Being to the right of Jeremy Corbyn is hardly an achievement. The Conservatives’ greatest problem is that it is hard to make defence the dividing line it once was, when your armed forces have been cut to the point where they would struggle to retake British territories even if there was a resolve in Whitehall to do so. Beyond which, few voters are now instinctively engaged by our NATO Article 5 commitment to defend the Baltic States if they were attacked by Russia, let alone its extension to Turkey’s southern border with Syria. Many would be more concerned by the risk if their attention was drawn to it.

NATO spent 42 years confronting the Soviet Union and its Warsaw Pact.
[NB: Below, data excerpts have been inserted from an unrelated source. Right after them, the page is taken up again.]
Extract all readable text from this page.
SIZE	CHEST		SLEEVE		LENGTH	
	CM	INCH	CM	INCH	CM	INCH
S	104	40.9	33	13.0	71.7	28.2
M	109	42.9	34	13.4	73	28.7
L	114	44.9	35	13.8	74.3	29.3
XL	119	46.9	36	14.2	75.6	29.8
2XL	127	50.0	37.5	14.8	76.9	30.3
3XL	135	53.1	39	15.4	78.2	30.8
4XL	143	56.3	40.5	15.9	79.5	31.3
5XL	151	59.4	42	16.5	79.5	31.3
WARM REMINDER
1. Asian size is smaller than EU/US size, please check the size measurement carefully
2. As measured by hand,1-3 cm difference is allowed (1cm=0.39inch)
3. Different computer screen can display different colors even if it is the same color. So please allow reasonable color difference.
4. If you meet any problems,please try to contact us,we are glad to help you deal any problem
It has now sustained a further 28 year afterlife.

Being to the right of Jeremy Corbyn on defence is hardly an achievement

It is a sign of waning interest that media attention for NATO’s 70th anniversary summit in Watford and London today has been almost entirely focussed on what Donald Trump wishes to say whilst in the UK about the NHS. This is despite the uncontainable President’s best efforts to slap down Emmanuel Macron’s musing about the “brain death” of NATO as “nasty.”  The reality is that each of NATO’s 29 member representatives will be given only four minutes to speak, in a meeting due to be wrapped-up in three hours. This gives a clear indication that this summit is about closing down debate, not opening it.

Yet, Macron was attuned to a significant strand of opinion when he called for the alliance to focus away from confronting Putin and to become better organised to fight terrorism.

Given how little priority current Labour and Lib Dem voters appear to accord defence, it is hard to see a more hawkish stance from the Conservatives reaping great electoral dividends unless put in a different context. Most Britons do feel safe in their beds from Putin. Less so, from other threats.

If it was credibly suggested that a UK led by Jeremy Corbyn would be regarded as no longer a safe ally for signals intelligence and that Britain might be bypassed within the ‘Five Eyes’ intelligence alliance between Britain, the United States, Australia, New Zealand and Canada, then there is the possibility for national security to at least finally enter public consciousness during election campaign.

We have not received this warning today. And if not today of all days, then presumably we shall not hear it until Jeremy Corbyn actually is in Downing Street.